United States, 10 Cir., 283 F.2d 580; O’Dell v. United States, 10 Cir., 251 F.2d 704. Judge Seth has clearly set forth the general rule with all its exceptions and principles of application:

“ * * * evidence is not admissible to show that the person then on trial committed another and independent crime than the one for which he is there charged. The cases further state that this general proposition is subject to an exception which permits the introduction of evidence as to the specific acts which constitute a crime where such evidence tends to establish a common scheme, plan, system, or design, and where it is so related to the crime charged that it serves to establish that crime charged or to establish a motive, intent, or absence of mistake or accident as to the crime charged. (Citations omitted).
* * * * * * “Evidence of other crimes than the one charged must however have a real probative value and not just a possible worth on issues of intent, motive, absence of mistake or accident, or to establish a scheme or plan. These are the key words which express the purpose for which an exception to the general exclusionary rule is applied under prior decisions. The words are however not without limit as to breadth and meaning. They must be and will be realistically and closely defined and limited. They cannot become an occasion or excuse or device for offering evidence of other crimes which have little or no real probative value or which is cumulative. This matter is obviously a most sensitive one for the accused and for the trial court. The risk and danger is great, and this must be recognized when considering the probative value of such evidence of specific acts offered to prove the crime charged.” Morgan v. United States, supra, 355 F.2d at 45. See also Holt v. United States, 10 Cir., 404 F. 2d 914.

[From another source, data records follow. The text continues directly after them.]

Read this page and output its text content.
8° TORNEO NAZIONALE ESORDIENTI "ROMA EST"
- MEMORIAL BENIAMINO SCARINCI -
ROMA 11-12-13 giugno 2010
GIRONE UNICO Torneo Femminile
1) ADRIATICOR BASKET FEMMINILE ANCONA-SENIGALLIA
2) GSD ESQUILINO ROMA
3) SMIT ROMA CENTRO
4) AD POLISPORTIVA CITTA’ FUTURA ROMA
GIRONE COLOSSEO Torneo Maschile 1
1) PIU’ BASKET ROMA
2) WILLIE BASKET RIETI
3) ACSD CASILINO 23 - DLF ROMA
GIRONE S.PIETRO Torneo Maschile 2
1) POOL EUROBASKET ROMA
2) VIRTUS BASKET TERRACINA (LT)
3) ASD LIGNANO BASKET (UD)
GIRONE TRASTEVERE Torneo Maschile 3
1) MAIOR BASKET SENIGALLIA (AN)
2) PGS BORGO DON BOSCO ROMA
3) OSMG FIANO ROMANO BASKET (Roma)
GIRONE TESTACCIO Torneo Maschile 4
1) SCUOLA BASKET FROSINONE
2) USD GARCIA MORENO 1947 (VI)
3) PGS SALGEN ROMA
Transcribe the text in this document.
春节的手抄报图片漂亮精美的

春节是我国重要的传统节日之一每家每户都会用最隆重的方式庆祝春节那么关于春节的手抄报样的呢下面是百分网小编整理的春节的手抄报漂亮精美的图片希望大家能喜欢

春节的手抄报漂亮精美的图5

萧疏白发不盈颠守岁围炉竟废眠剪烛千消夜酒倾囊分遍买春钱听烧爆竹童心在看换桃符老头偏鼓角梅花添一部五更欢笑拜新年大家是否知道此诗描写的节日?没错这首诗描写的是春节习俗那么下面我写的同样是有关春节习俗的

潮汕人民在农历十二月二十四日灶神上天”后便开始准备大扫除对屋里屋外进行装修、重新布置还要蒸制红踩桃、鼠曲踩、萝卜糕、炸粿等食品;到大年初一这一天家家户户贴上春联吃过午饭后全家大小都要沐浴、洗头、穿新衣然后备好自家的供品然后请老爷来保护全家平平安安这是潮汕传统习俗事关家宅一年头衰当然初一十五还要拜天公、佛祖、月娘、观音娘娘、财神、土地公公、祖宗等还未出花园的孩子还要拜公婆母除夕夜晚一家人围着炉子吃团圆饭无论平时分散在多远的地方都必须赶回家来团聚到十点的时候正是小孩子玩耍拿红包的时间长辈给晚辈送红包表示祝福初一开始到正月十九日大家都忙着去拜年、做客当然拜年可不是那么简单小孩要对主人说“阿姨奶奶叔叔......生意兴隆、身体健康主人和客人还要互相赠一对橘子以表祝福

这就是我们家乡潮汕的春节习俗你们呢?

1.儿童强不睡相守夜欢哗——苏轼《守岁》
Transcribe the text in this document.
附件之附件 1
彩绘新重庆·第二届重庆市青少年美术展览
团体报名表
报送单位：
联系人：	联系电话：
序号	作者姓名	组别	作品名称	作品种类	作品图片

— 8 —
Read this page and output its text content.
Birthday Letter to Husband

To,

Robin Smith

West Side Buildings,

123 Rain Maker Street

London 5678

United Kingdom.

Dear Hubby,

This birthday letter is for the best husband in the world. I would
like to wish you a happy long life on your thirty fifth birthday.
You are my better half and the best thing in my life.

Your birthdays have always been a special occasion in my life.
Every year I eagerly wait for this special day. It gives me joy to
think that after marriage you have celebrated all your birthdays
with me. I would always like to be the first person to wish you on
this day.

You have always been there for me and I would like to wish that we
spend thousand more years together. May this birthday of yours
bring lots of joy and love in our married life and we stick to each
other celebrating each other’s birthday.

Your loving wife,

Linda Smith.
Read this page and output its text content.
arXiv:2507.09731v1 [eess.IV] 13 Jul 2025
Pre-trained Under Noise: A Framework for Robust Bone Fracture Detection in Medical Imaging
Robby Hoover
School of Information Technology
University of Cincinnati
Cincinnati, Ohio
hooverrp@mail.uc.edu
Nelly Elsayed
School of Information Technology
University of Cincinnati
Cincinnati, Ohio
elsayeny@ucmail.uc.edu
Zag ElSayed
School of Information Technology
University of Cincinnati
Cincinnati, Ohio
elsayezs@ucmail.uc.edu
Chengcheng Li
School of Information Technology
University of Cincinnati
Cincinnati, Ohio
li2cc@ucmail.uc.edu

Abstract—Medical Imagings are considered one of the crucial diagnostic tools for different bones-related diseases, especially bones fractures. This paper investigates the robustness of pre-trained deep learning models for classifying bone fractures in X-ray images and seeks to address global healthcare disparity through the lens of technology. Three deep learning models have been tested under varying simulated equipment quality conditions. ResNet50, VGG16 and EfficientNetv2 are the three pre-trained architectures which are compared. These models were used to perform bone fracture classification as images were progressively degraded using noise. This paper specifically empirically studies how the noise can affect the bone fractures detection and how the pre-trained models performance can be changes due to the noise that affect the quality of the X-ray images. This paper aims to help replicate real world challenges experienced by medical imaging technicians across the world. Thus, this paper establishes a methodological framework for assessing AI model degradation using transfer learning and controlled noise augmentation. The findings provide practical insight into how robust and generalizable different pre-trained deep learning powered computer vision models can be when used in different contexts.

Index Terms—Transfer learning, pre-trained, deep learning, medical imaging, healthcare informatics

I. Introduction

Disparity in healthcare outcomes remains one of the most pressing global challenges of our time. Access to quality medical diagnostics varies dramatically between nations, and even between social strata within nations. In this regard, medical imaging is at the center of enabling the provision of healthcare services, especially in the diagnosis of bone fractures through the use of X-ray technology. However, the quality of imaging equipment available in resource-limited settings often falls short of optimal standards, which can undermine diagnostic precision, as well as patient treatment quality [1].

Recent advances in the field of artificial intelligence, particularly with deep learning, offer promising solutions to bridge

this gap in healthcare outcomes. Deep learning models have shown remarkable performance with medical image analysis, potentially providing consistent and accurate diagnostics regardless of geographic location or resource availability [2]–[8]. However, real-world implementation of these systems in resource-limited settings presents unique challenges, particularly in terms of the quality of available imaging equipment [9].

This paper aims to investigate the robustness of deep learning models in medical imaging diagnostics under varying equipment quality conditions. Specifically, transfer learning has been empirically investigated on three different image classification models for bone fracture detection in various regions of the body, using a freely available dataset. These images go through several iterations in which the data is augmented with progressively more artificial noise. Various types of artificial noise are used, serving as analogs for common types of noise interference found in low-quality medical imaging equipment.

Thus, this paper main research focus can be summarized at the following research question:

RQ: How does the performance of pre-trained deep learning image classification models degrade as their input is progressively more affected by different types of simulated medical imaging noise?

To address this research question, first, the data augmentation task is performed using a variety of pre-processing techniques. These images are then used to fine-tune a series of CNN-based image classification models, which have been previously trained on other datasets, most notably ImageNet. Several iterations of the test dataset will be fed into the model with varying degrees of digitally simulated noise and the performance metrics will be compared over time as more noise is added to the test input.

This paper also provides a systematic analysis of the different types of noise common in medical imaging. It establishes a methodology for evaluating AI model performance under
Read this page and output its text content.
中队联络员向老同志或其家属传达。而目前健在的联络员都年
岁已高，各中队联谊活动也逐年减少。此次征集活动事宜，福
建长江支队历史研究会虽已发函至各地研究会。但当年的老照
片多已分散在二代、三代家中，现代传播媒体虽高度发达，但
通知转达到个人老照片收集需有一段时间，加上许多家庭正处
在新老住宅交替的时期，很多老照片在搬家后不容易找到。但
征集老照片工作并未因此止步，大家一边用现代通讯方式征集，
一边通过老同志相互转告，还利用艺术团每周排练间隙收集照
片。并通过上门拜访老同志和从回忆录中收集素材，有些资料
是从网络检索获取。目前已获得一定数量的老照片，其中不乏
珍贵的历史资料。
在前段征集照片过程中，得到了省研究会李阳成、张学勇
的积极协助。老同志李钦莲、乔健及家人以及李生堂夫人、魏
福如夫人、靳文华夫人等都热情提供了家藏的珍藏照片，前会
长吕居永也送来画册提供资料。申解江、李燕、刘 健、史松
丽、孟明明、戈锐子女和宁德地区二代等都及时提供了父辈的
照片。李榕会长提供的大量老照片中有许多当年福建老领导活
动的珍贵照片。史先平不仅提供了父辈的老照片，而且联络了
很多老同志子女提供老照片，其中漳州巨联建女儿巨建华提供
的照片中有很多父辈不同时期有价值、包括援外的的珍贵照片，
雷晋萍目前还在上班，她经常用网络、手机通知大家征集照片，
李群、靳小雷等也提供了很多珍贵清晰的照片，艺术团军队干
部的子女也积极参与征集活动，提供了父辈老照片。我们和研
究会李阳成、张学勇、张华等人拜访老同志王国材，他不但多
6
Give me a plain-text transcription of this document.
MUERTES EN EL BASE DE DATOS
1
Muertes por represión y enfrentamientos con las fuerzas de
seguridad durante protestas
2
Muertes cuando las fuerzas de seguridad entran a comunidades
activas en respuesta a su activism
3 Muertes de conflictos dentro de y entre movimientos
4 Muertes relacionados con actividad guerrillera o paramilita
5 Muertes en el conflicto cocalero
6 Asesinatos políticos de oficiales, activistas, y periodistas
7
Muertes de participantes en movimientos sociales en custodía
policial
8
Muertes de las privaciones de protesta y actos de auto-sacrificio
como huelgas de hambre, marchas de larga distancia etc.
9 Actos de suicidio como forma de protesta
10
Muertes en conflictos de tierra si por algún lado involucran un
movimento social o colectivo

Within this rationale we must say that King’s using the same name to forge a *292 check and splitting the proceeds with Pack is such cogent evidence of guilty knowledge and intent as to be clearly admissible.

When the Texas check is considered together with the other evidence of guilty knowledge, there is no doubt of its sufficiency to justify the belief that King knew the check which Pack was going to cash at the store was forged. And • King’s driving Pack to the store and participating in the proceeds justified the belief beyond a reasonable doubt that he was a conscious participator in the criminal venture and had wilfully acted to make it succeed. See United States v. Garguilo, supra; United States v. Klein, 2 Cir., 340 F.2d 547; Long v. United States, 124 U.S.App.D.C. 14, 360 F.2d 829; United States v. Ragland, 2 Cir., 375 F.2d 471. Our case is clearly distinguishable from Hendrix v. United States, 5 Cir., 327 F.2d 971, where the lady defendant was a mere passenger along with three other persons and did not share in the proceeds.